Ed Whelan calls the Court’s decision “a huge embarrassment for the Biden administration, the Biden Department of Justice, and the Office of the Solicitor General in particular” one that “powerfully exposes the falsehood that the Biden DOJ is abiding by nonpolitical norms of independence.”

Ed explains:

The Department of Justice routinely defends criminal convictions and sentences in cases on appeal that it is almost certain to lose, yet it refused to defend this case that informed observers recognized that it was very likely to win. The only plausible explanation is that the Biden administration confessed error in this case in order to pander to the Black Lives Matter crowd and other constituencies in the Democratic Party.

(Emphasis added)

The timing of the confessions of error reinforces the view that the SG bowed to political pressure from an administration desperate to please the BLM crowd:

By confessing error only on the date the government’s brief was due, SG Prelogar deprived the Court of enough time to appoint an amicus to prepare a brief defending the judgment below before the scheduled oral argument in April. The Court instead was forced to reschedule the oral argument for a special sitting in May. It is highly unlikely that a talented Supreme Court advocate like Prelogar would have pulled this stunt on her own.

Bill Otis agrees.
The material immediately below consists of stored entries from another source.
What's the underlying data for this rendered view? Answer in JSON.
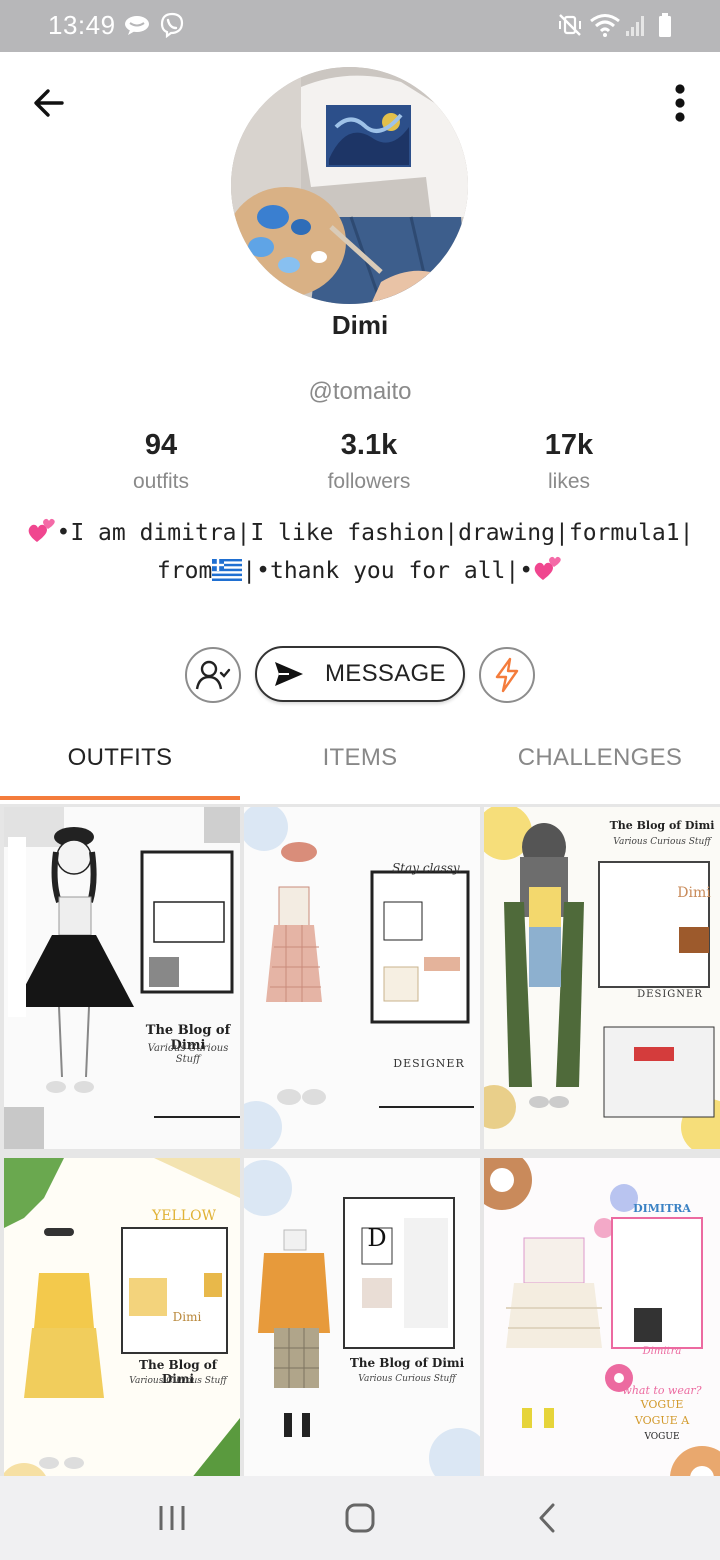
{
  "status_bar": {
    "time": "13:49",
    "icons": [
      "chat-bubble-icon",
      "viber-icon",
      "mute-vibrate-icon",
      "wifi-icon",
      "signal-icon",
      "battery-icon"
    ]
  },
  "header": {
    "back_icon": "arrow-left-icon",
    "menu_icon": "more-vertical-icon"
  },
  "profile": {
    "display_name": "Dimi",
    "username": "@tomaito",
    "stats": [
      {
        "value": "94",
        "label": "outfits"
      },
      {
        "value": "3.1k",
        "label": "followers"
      },
      {
        "value": "17k",
        "label": "likes"
      }
    ],
    "bio_line1": "•I am dimitra|I like fashion|drawing|formula1|",
    "bio_line2_a": "from",
    "bio_line2_b": "|•thank you for all|•"
  },
  "actions": {
    "follow_icon": "user-check-icon",
    "message_label": "MESSAGE",
    "message_icon": "send-icon",
    "boost_icon": "lightning-icon"
  },
  "tabs": [
    {
      "label": "OUTFITS",
      "active": true
    },
    {
      "label": "ITEMS",
      "active": false
    },
    {
      "label": "CHALLENGES",
      "active": false
    }
  ],
  "tiles": [
    {
      "texts": [
        "The Blog of Dimi",
        "Various Curious Stuff"
      ],
      "accent": "#1e1e1e"
    },
    {
      "texts": [
        "Stay classy.",
        "DESIGNER"
      ],
      "accent": "#d98d7a"
    },
    {
      "texts": [
        "The Blog of Dimi",
        "Various Curious Stuff",
        "Dimi",
        "DESIGNER"
      ],
      "accent": "#4f6a3a"
    },
    {
      "texts": [
        "YELLOW",
        "The Blog of Dimi",
        "Various Curious Stuff",
        "Dimi"
      ],
      "accent": "#f3c94c"
    },
    {
      "texts": [
        "D",
        "The Blog of Dimi",
        "Various Curious Stuff"
      ],
      "accent": "#e79a3b"
    },
    {
      "texts": [
        "DIMITRA",
        "Dimitra",
        "what to wear?",
        "VOGUE",
        "VOGUE A",
        "VOGUE"
      ],
      "accent": "#ec6aa0"
    }
  ],
  "nav": {
    "recents_icon": "recent-apps-icon",
    "home_icon": "home-icon",
    "back_icon": "nav-back-icon"
  },
  "colors": {
    "accent_orange": "#f47c3c",
    "status_bar": "#b7b7b9",
    "muted_text": "#8a8a8a"
  }
}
Based on his experience at the Justice Department drafting Supreme Court briefs, he writes:

I can tell you that it’s overwhelmingly likely that a brief advancing DOJ’s original position — a brief prepared by top-notch career attorneys in the SG’s Office — was ready to be filed on the original filing date, and was pulled back at the last minute on the orders of political appointees.

Bill summarizes the story this way:

DOJ had a brief ready to go, a brief taking a position that a unanimous Court, and the great majority of legal observers, viewed as legally correct. At the literal last minute, it tanked that brief in favor of a position so flimsy it could not command a single vote — but did command, so it surely seems, the enthusiasm of the powerful pro-drug, pro-criminal contingent that, operating from behind the curtain, ordered its filing.

All of this from an administration that, as Bill reminds us, “promised ever so solemnly last year that the Justice Department would end its supposed political slant and return us to the point where, for example, the law-centered judgment of seasoned, non-political attorneys in the SG’s Office would tell the tale.”

This affair reeks of politics. And under Merrick Garland, Vanita Gupta, and the rest of the Biden DOJ gang, there’s more stench where that came from.